Put this under “We knew they were criminals all along” . And then you say: What about Wells Fargo?
Thanks to Mortgage servicing News for the article.
Ocwen Financial failed a test to determine whether it had notified borrowers of missing or incomplete documents for loan modifications in a timely manner, according to the national mortgage settlement monitor.
Joseph A. Smith Jr., the settlement monitor, plans to file a report Thursday with the U.S. District Court for the District of Columbia outlining corrective actions taken by Ocwen, which passed eight other tests.
Ocwen reported preliminary first-quarter earnings last week in which it said it does not expect to face any fines or actions from regulators that would have a material impact on its results.
In December, Smith launched an investigation of Ocwen saying he could not rely on the Atlanta servicer’s internal review process.
The retesting of metrics began last year after a whistleblower contacted Smith claiming that Ocwen was selecting its own samples of loan files instead of taking a statistical sample. Smith then created a hotline to allow any concerned employees to contact him.
The results of the current review by the independent accounting firm McGladrey show that Ocwen failed just one metric, on loan mod documentation, that it had previously claimed to have passed. The company passed eight other tests including one that its internal review group claimed to have failed on terminating force placed insurance agreements.
To put Ocwen’s results in perspective, last year, Green Tree Servicing failed eight tests during one testing period, prompting further scrutiny of nonbank servicers’ processes.
Ocwen has replaced an unnamed executive who had previously led the internal review group that was created to comply with terms of the 2012 national mortgage settlement, Smith said. The company also has reorganized its employees, adopted corporate governance principles and enhanced the monitor’s access to information, Smith said.

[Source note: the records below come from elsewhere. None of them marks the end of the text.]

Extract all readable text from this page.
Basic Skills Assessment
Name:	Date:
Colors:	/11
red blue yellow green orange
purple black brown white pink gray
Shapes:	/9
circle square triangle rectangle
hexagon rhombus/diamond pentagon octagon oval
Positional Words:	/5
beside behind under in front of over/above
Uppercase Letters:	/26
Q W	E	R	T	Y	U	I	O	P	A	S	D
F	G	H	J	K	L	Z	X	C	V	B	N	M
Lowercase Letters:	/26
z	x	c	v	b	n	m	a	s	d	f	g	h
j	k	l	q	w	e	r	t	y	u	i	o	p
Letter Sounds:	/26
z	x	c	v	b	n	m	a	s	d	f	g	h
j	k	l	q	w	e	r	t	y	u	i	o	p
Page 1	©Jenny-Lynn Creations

The settlement allows banks and servicers to correct all violations, and it only subjects them to financial penalties if their mistakes reach a specific “error threshold” after corrective actions have been taken. No bank or servicer has yet paid financial penalties for failing any of the 33 metrics being tested by independent reviewers working for Smith.
Ocwen said it is committed to being fully compliant with all the rules and regulations related to its business.
“We are pleased with the progress we have made so far working with the monitor, and we will continue to make every effort to improve all aspects of our compliance procedures and processes,” the company said in an emailed statement.
The 2012 national mortgage settlement with federal regulators and 49 state attorneys general resulted from servicers’ “robo-signing” foreclosure documents and other lapses. Ocwen became a party to the settlement after purchasing mortgage servicing rights from Residential Capital, the former lending arm of General Motors that later belonged to Ally Financial.